She: What is all this stuff on the table? There's no room for anything.
He: I just got here two minutes ago. I was walking the dogs, and now I'm putting away the groceries. (Leaves the grocery bags, starts removing things from the table.)
She: I want to set up the laptop. Can you hook up the cords? No, not that plug, this other one.
He: (putting down pile of stuff, plugging in the plug) Okay.
She: Would you make me a little plate of snacks?
He: (looks daggers at her shoulder blades)
You want me to make a plate of snacks? Before I start dinner?
She: Yes, I'd like a little plate of snacks, oysters, crackers, cheese, with my glass of wine after a hard day at the office.
He: And you want me to make them...why?
She: Because you're the wife, and I've just gotten home from a hard day at the office.

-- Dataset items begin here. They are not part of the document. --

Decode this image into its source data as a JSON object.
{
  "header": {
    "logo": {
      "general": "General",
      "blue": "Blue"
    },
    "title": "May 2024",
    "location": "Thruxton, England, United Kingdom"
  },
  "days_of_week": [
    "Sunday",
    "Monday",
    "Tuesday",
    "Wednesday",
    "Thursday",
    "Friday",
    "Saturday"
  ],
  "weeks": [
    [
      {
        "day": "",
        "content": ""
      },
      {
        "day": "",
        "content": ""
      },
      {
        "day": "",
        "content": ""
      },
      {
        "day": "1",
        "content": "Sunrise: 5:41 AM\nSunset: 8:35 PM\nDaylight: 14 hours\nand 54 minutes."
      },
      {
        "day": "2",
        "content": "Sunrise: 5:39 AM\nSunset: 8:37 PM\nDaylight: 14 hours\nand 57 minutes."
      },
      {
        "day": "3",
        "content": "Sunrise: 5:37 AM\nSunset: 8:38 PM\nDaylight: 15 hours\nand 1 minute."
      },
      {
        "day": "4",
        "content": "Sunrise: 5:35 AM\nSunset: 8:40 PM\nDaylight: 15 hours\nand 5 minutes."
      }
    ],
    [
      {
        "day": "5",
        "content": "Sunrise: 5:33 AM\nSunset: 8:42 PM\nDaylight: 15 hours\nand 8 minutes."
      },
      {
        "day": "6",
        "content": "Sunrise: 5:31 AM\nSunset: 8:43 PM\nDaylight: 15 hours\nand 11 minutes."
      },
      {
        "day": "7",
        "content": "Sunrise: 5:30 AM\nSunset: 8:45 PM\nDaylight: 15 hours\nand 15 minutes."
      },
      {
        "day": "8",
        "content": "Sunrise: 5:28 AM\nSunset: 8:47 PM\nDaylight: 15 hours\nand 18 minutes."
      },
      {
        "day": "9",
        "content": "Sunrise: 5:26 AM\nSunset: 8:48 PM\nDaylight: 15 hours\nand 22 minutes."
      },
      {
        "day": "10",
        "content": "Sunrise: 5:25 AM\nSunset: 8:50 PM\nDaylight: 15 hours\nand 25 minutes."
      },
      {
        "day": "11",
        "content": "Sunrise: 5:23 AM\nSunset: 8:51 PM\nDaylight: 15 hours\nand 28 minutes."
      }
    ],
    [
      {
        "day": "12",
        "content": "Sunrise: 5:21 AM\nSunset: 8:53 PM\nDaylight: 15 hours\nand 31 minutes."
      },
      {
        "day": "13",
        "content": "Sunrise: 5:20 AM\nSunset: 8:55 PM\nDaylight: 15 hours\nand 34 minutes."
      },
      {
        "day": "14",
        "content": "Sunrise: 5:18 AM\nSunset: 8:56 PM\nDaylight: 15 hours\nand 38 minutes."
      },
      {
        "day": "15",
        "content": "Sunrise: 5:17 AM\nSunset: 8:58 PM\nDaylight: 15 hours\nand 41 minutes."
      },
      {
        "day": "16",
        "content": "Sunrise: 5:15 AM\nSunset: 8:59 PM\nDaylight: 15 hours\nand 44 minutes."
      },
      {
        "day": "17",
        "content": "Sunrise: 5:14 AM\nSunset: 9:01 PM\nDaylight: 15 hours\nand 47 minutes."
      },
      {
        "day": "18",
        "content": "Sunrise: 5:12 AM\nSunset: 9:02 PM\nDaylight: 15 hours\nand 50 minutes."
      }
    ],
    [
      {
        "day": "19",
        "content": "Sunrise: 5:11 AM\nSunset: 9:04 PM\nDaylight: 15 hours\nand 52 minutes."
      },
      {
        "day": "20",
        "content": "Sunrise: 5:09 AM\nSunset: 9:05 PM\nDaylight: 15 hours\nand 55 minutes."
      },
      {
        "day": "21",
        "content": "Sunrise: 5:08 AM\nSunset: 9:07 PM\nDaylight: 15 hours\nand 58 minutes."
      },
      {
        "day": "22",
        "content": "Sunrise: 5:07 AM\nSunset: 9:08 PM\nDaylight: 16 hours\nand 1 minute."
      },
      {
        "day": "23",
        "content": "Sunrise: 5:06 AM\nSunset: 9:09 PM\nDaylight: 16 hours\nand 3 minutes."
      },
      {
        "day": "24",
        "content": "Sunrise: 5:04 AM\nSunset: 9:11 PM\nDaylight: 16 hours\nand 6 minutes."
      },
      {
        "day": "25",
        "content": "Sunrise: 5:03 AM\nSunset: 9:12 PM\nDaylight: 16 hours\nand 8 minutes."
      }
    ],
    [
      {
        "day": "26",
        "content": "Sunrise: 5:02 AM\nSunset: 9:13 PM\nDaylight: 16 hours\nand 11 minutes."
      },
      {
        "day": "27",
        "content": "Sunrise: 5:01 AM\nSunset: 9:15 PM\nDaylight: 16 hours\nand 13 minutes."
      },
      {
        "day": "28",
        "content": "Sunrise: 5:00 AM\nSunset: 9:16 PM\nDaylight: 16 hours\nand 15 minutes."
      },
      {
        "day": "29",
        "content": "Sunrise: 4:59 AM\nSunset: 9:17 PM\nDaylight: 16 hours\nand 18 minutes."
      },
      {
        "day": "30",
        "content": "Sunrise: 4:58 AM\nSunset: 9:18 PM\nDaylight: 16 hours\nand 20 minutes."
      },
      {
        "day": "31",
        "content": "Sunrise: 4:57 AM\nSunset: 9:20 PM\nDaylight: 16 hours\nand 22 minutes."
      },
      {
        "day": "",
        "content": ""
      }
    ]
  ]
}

He: But I've been taking Women's Studies, and we need to address how unfair things are around here. You have no idea what I do around here all day.
She: Well, I wish I could hang around the house all day, drinking coffee and watching Oprah. But Someone's got to pay the bills.
He: You're Out in the World, having intelligent conversations with other adults. I'm here with fur creatures that only bark and poo. I have no mental stimulation at all. You don't value what I do because it doesnt earn money. I feel demeaned. But here are your snacks, and welcome home after a hard day at the office.
She: Thanks. Is supper started yet?
[This is a (slightly) exaggerated report of a conversation I overheard. We were all laughing our heads off. But I harked back to my married days, when I was the one at home, with no life or status whatsoever, other than To Serve. Those days weren't funny.]